Base.iterate(jlso::JLSOFile) = iterate(jlso.objects)
Base.iterate(jlso::JLSOFile, state) = iterate(jlso.objects, state)
Would a PR to define these be welcome?
Yeah, I don't think we'll want to subtype AbstractDict
or anything, but if you have a use-case for those wrapper methods then a PR would be welcome.
The pattern i'm looking to support is something like
if isfile(filename)
jlso = read(filename, JLSOFile)
return get!(jlso, :qux) do # read from JLSO file
result = parse("qux.csv") # or compute and store in JLSO file
end
else
result = parse("qux.csv")
save(filename, :qux, result)
return result
end
Although i'm not sure if this is a good pattern.
Partly because it's using JLSO as a "stable" file format that i can use as an on-disk cache.
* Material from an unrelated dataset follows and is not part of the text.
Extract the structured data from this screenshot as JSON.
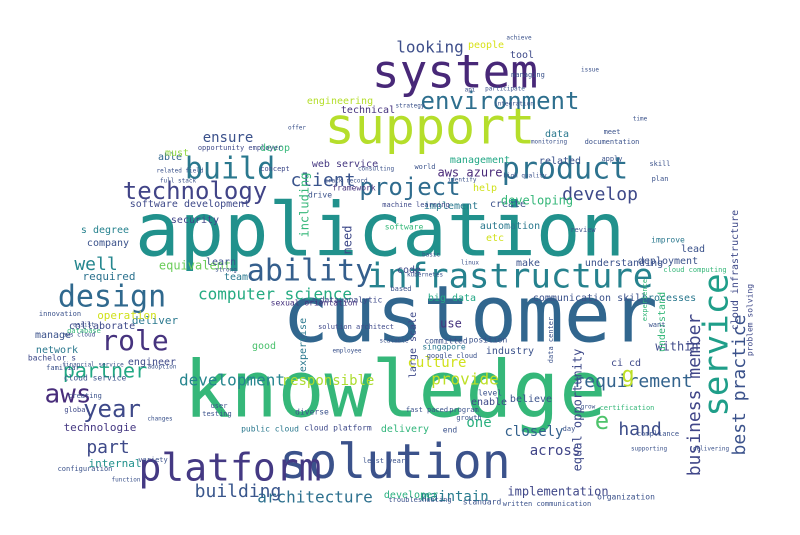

I don't need to serialised data to be readable in years. But i'm trusting that if I have a JLSO file created by a prior computation i can safely add new objects tot he same file.
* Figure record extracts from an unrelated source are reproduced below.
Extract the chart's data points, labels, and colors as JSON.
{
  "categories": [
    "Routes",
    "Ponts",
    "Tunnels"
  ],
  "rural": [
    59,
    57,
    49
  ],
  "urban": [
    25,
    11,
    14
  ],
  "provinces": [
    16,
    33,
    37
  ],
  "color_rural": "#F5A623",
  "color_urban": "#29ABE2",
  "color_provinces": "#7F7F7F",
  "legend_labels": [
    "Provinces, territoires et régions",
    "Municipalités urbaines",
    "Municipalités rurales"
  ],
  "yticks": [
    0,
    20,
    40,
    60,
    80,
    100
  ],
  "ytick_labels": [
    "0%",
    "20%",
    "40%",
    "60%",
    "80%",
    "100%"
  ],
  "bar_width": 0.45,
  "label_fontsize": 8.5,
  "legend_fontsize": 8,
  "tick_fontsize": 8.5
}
FWIW, that might be better handled in your application logic with something like this?
if isfile(filename)
jlso = read(filename, JLSOFile)
haskey(jlso, :qux) || return parse("qux.csv") # Load qux.csv if not found
result = jlso[:qux]
result isa Vector{UInt8} && return parse("qux.csv") # Load qux.csv if not loadable
return result
else
result = parse("qux.csv")
save(filename, :qux, result)
return result
end
that'd still require defining haskey(jlso, :qux)
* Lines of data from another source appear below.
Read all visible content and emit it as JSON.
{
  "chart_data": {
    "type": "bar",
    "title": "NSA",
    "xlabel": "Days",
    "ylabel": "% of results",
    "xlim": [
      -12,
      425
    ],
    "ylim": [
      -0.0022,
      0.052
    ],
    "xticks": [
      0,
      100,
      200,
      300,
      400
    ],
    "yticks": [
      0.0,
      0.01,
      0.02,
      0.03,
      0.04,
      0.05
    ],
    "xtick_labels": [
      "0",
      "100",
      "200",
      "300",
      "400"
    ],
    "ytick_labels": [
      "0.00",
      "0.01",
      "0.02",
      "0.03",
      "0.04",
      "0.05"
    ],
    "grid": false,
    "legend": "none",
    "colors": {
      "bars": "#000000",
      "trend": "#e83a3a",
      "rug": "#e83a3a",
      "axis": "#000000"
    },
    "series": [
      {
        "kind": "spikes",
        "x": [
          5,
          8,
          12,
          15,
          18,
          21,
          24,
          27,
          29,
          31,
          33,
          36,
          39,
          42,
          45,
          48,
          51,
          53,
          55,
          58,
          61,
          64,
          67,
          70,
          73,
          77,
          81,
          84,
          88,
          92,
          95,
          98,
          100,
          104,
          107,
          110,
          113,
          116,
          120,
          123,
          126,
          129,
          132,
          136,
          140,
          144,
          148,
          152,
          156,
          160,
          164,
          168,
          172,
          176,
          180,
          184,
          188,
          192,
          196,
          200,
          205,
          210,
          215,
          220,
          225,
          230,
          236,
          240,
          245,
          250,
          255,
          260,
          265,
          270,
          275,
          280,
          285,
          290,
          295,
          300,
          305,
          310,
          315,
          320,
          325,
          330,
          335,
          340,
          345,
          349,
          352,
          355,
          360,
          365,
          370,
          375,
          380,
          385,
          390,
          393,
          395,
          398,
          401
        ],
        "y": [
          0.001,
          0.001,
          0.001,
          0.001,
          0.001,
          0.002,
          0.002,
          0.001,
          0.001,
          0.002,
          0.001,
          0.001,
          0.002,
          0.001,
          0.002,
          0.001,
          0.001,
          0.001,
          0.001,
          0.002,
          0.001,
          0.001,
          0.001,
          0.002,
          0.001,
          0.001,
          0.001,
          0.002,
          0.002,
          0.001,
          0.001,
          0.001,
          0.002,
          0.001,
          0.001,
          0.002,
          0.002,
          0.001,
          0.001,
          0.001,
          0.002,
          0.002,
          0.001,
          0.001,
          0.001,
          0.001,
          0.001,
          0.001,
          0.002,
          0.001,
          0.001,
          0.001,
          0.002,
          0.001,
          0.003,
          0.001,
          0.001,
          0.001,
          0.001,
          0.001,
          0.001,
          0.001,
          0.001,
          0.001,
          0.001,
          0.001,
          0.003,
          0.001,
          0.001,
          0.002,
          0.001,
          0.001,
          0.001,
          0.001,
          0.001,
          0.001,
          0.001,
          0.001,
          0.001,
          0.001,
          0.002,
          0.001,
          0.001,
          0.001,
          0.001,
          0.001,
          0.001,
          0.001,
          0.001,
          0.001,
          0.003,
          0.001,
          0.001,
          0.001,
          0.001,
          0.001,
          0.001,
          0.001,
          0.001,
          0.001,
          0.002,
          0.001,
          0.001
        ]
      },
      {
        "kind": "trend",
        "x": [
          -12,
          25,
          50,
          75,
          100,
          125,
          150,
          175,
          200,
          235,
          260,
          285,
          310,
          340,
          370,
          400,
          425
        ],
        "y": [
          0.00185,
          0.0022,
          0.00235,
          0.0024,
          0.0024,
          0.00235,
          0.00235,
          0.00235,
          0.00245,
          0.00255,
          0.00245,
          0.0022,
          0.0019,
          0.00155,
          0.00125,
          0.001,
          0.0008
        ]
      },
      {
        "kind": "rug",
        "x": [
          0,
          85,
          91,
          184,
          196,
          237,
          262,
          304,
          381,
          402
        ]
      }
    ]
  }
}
, right? Also that doesn't add the result to the JLSOFile, does it?
Handling the result isa Vector{UInt8}
case is a good point, although i don't think we've run into any problems with that yet, afaik
i think i'll open a PR for these. Because otherwise i'm a bit tempted to work with jlso_objects = JLSO.lead(filename)
which will eagerly deserialise things, or else work with jlso.objects
which feels less nice than having the methods automatically delegate to that where appropriate
that'd still require defining haskey(jlso, :qux), right?
Correct, you'd still want haskey
define. I was more just thinking that it could be a way of addressing potentially incompatible serialized objects for your caching purposes.
Also that doesn't add the result to the JLSOFile, does it?
Right, you could always replace parse
with some inner function that contains the lines in your else block and reuse it for each condition.